In general, the year 2023 started up better than expected talking about the demands. The whole industry has expected a slow start in 2023 with recessive developments in the biggest economies such as Germany and France. The picture we could see in the first three months now is a different one. Demands are good, at least in the range of stockholders – from the short delivery-times from the mills we can see that there are still some free capacities and lacking demand.
The picture in bar-business differs a lot in terms of origin. Looking into the European origin, the delivery-times are rather short and the willingness to negotiate base-prices came back for the first time since the Covid 19 pandemic, meaning that there are some free capacities. What causes some trouble for the European mills is the tough competition from India – here we also see shorter delivery-times than usual, and we see rather low prices compared to Europe. This makes it really hard to compare those two products with each other. The alloy-surcharge in Europe is higher than the effective price from India in some areas. For the Safeguard-quota opening 1st of April 2023 we have again seen the capacity vanish within one day, meaning the importers have had a big number of containers already waiting in the ports.
We don’t experience any challenges on the supply side as many of our mills have free capacity. Our sourcing is mainly focused on EU origin due to the missing price advantage from Asia. Price levels have been decreasing and still are. Effective prices are almost at the level of the alloy-surcharge which for sure can’t continue and if it does, we’re pretty sure that the mills will shut down parts of their production to minimize their costs/loss.
Very short delivery time, down to two weeks on commodities (OD up to 273mm) from EU and prices are at a critical level seen from a production point of view. We have not yet seen the turn in the decreasing tendency.

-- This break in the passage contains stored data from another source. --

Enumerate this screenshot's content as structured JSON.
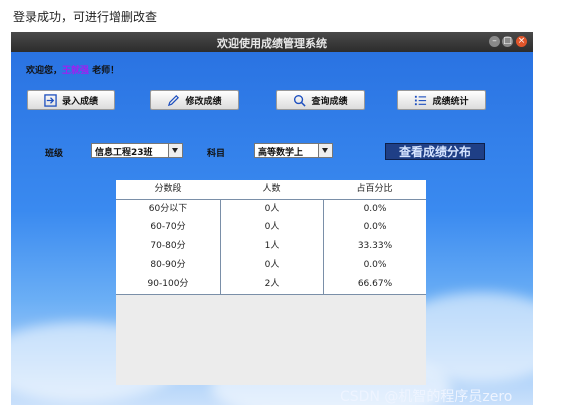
{
  "caption": "登录成功，可进行增删改查",
  "window": {
    "title": "欢迎使用成绩管理系统"
  },
  "welcome": {
    "prefix": "欢迎您，",
    "name": "王就强",
    "suffix": " 老师！"
  },
  "toolbar": {
    "enter_label": "录入成绩",
    "modify_label": "修改成绩",
    "query_label": "查询成绩",
    "stats_label": "成绩统计"
  },
  "filters": {
    "class_label": "班级",
    "class_value": "信息工程23班",
    "subject_label": "科目",
    "subject_value": "高等数学上"
  },
  "distribution_button": "查看成绩分布",
  "table": {
    "headers": [
      "分数段",
      "人数",
      "占百分比"
    ],
    "rows": [
      [
        "60分以下",
        "0人",
        "0.0%"
      ],
      [
        "60-70分",
        "0人",
        "0.0%"
      ],
      [
        "70-80分",
        "1人",
        "33.33%"
      ],
      [
        "80-90分",
        "0人",
        "0.0%"
      ],
      [
        "90-100分",
        "2人",
        "66.67%"
      ]
    ]
  },
  "watermark": "CSDN @机智的程序员zero",
  "colors": {
    "window_bg": "#2f7fe6",
    "titlebar": "#3a3a3a",
    "close_button": "#e0552a",
    "teacher_name": "#a020f0",
    "distribution_button_bg": "#1f3f86"
  }
}
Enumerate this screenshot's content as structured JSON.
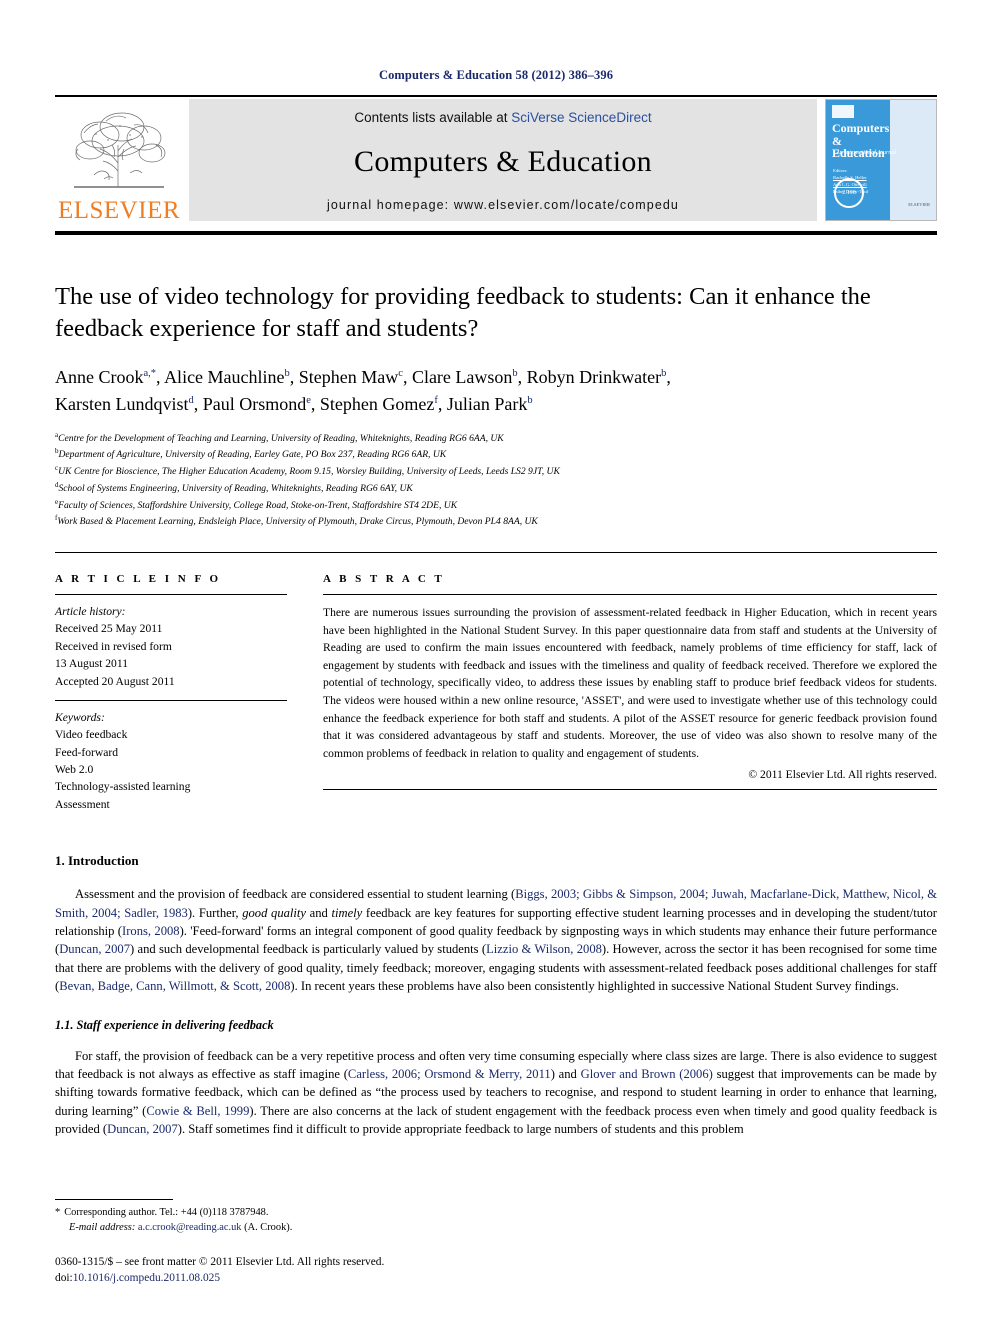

On the seamless tubes we still see long delivery-times and rather stable base-prices. Still Ukraine producers are running well and without big disturbances. What we also can see is the material from India pushing into Europe becomes more – following the Safeguard-quotas. But here also prices are key as the Alloy-surcharge in Europe and the higher energy-costs are having an impact on the competition between the two different origins.
The situation regarding fittings & flanges differs a lot depending on which product you’re looking at. We have welded fittings which are rather stable in terms of price and availability, while flanges from Asia are volatile in prices. Especially looking at the competition between China and India one could really experience different approaches and developments in the strategy and pricing. While China is cheaper one month, India is very aggressive the next month.
End of week 15 we’ve received the final decision from the European Commission on the anti-dumping duties on imports of stainless steel tube and pipe butt-welding fittings from China, Taiwan and Malaysia. The Commission started this investigation mid last year and now concluded that except three in the investigation named companies all other will have an anti-dumping duty of 64,9%. This means that butt-weld fittings from Asia will be less competitive compared to the European origin and the sourcing of these products from Asia will become more difficult. We’ll work our way through this and find good partners to team up with for these products in the future.
Conclusion and outlook
Our supply situation is very stable in all product groups, and we expect this to continue in the coming quarter where we are experiencing several segments with good growth. The biggest uncertainty we are experiencing at the moment is the price development, which is no longer linked to raw material prices but is largely only governed by supply and demand. If the prices do not turn around soon, we could well be hit by a more unstable supply chain, as some mills will probably shut down some of their production. In addition, there is the whole uncertainty surrounding China/Taiwan which we are following very closely as this could also affect our supply chain.